Out-Law News 2 min. read
23 Feb 2024, 2:20 pm
The FCA has urged financial service firms, as well as other businesses including tech companies and social media networks, to do more in combatting financial crime, especially where FCA awareness campaigns and enforcement can only go so far.
It comes as the FCA recently provided an update on its strategy to combat financial crime. The FCA has identified four focus areas to “shift the dial on financial crime”. These areas are data and technology, collaboration, awareness, and metrics.
The update builds on the FCA’s three-year plan that prioritised tackling fraud, money laundering, market abuse and sanctions evasion. The FCA has already made some progress in certain areas, particularly in cracking down on illegal financial promotions and scam adverts but “whether this latest call to action spurs more meaningful action in the face of ever more sophisticated frauds using AI remains to be seen,” Anthony Harrison, financial services regulatory expert at Pinsent Masons said.
The latest publication “intensifies focus on systems and controls to detect financial crime, with a strong emphasis on data testing,” Harrison said. That focus is consistent with the FCA holding itself out as a “data-led” regulator, looking to adopt bolder and more innovative solutions to prevent financial crime. That approach is reflected in the FCA’s use of advanced analytics and machine learning algorithms to detect patterns and trends in financial transactions that could indicate fraudulent activity or market abusive practices. Businesses are also urged to use similar preventative measures.

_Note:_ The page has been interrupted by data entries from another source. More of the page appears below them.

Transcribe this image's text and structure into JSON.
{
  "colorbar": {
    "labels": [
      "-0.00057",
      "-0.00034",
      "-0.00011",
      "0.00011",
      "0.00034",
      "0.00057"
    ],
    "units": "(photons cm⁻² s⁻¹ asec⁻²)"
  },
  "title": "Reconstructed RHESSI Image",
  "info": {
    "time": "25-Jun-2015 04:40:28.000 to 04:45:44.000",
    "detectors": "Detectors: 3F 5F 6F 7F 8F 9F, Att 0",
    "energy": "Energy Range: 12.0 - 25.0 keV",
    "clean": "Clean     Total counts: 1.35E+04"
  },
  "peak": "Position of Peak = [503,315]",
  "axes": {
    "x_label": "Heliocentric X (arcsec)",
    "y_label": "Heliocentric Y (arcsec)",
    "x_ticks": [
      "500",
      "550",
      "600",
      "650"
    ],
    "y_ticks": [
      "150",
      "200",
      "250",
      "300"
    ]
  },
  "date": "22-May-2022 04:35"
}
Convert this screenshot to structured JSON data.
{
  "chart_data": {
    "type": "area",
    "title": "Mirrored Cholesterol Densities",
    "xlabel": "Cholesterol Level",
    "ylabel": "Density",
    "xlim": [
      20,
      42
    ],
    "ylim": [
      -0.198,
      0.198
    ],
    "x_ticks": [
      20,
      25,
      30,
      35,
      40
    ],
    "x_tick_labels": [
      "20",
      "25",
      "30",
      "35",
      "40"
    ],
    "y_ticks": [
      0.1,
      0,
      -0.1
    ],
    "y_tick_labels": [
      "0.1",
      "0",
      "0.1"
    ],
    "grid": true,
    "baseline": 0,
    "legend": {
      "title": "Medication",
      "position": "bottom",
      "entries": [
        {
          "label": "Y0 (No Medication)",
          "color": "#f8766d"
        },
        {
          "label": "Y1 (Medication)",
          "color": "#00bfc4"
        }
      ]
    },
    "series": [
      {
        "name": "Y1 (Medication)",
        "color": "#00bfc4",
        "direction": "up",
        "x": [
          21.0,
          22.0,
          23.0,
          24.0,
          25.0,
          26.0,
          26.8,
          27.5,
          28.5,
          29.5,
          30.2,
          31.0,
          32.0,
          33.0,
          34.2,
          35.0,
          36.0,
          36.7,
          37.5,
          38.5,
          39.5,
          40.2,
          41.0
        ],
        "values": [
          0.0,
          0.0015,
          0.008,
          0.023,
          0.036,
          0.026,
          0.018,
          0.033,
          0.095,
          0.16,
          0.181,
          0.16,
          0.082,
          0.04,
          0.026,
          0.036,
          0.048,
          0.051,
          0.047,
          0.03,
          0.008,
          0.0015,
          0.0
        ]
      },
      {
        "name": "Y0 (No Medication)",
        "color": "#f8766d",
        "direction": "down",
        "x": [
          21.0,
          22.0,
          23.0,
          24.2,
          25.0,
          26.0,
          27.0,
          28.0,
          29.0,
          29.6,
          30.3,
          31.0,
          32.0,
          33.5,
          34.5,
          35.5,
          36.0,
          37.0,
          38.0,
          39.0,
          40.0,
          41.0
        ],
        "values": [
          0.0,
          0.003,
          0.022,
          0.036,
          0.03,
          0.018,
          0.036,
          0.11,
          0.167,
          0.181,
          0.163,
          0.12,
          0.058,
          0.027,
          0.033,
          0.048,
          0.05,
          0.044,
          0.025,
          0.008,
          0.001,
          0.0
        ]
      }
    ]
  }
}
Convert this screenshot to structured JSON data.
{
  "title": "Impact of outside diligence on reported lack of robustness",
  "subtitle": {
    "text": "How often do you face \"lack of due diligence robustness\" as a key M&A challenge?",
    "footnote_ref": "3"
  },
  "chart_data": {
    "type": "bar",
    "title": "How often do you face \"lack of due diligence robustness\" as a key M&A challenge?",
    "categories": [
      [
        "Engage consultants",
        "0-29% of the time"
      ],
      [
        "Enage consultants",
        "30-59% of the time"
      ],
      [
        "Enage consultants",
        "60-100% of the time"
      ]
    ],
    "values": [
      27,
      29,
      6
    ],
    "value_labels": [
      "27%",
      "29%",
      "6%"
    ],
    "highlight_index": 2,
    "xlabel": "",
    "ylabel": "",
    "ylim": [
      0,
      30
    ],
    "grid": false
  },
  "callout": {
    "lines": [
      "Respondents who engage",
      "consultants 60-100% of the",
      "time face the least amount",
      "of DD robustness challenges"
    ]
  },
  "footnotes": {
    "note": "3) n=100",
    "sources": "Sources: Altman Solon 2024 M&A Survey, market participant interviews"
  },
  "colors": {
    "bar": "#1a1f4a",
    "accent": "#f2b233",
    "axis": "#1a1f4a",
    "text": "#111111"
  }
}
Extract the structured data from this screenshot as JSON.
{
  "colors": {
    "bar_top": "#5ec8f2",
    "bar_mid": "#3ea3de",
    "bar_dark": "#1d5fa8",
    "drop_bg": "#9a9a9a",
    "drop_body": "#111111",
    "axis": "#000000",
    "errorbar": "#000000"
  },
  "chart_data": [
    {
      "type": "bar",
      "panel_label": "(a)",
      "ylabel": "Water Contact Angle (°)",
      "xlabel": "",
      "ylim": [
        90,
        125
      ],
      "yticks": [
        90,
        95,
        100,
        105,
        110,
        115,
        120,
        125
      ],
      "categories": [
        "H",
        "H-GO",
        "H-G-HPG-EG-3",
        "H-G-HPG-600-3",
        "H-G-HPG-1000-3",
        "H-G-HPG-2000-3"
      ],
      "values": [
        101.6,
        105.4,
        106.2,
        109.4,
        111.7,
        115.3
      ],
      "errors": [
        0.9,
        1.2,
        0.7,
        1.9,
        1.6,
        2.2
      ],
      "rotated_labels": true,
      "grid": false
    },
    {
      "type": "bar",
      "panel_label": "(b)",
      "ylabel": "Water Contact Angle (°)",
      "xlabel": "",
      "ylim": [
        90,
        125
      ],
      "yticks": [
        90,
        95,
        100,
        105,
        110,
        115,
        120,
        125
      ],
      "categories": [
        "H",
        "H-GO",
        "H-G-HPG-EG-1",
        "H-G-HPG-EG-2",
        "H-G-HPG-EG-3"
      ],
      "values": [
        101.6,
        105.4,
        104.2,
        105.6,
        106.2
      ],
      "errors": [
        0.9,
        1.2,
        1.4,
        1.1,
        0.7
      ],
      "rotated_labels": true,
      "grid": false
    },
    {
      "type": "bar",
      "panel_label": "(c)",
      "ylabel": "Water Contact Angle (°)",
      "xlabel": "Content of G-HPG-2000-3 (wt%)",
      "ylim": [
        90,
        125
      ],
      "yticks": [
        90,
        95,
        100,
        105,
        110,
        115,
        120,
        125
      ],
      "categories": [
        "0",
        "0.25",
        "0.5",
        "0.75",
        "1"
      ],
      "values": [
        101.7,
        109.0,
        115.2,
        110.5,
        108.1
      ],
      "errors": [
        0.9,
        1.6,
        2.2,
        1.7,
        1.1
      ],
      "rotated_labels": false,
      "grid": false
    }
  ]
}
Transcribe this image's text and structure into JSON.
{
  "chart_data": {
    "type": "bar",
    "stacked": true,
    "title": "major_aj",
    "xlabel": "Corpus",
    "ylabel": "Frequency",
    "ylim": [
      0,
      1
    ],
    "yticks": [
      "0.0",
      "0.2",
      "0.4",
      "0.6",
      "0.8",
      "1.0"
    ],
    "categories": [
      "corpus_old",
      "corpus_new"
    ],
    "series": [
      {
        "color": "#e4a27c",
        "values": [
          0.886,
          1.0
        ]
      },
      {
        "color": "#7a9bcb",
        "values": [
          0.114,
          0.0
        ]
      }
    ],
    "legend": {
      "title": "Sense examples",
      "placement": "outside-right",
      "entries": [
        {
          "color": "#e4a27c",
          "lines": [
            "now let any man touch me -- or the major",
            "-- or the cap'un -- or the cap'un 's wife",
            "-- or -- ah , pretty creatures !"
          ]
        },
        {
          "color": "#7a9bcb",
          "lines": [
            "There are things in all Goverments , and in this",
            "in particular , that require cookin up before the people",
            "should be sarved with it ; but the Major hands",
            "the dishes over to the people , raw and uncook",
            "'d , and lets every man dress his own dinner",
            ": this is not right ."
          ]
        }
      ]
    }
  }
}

“The FCA made clear that firms need to take steps to assure themselves that surveillance procedures which identity and report such activities are robust, particularly with regard to targeted surveillance,” he said.
Overall, the FCA urges a collaborative approach in the fight against financial crime. It aims to foster collaboration between regulatory bodies, financial institutions, tech companies and law enforcement agencies to share information and best practices and ways in which financial crime has been prevented and addressed by firms. This collaborative approach sets out to enhance the effectiveness of all anti-financial crime measures.
The authority also plans to educate consumers about the risks of financial crime. This includes raising awareness about common scams and promoting safe online banks practices. Customer-facing firms, such as those in retail financial services, are expected to fine-tune measures of consumer protection in line with this. “Scams and other types of fraud can often be an important indicator of systemic issues, highlighting control weaknesses which may need to be investigated and addressed to mitigate regulatory exposure. Failure to address these early and effectively can lead to much more significant and costly regulator interventions for a firm further down the line,” Harrison said.
The FCA will continue to enforce strict compliance with financial regulations as a deterrent against financial crime. Financial institutions will be held accountable for their role in preventing financial crime, with stringent penalties for non-compliance. The FCA’s executive director of markets, Sarah Pritchard, said that the FCA is “changing” as an organisation in response to increasing threats of financial crime against consumers as living costs rise.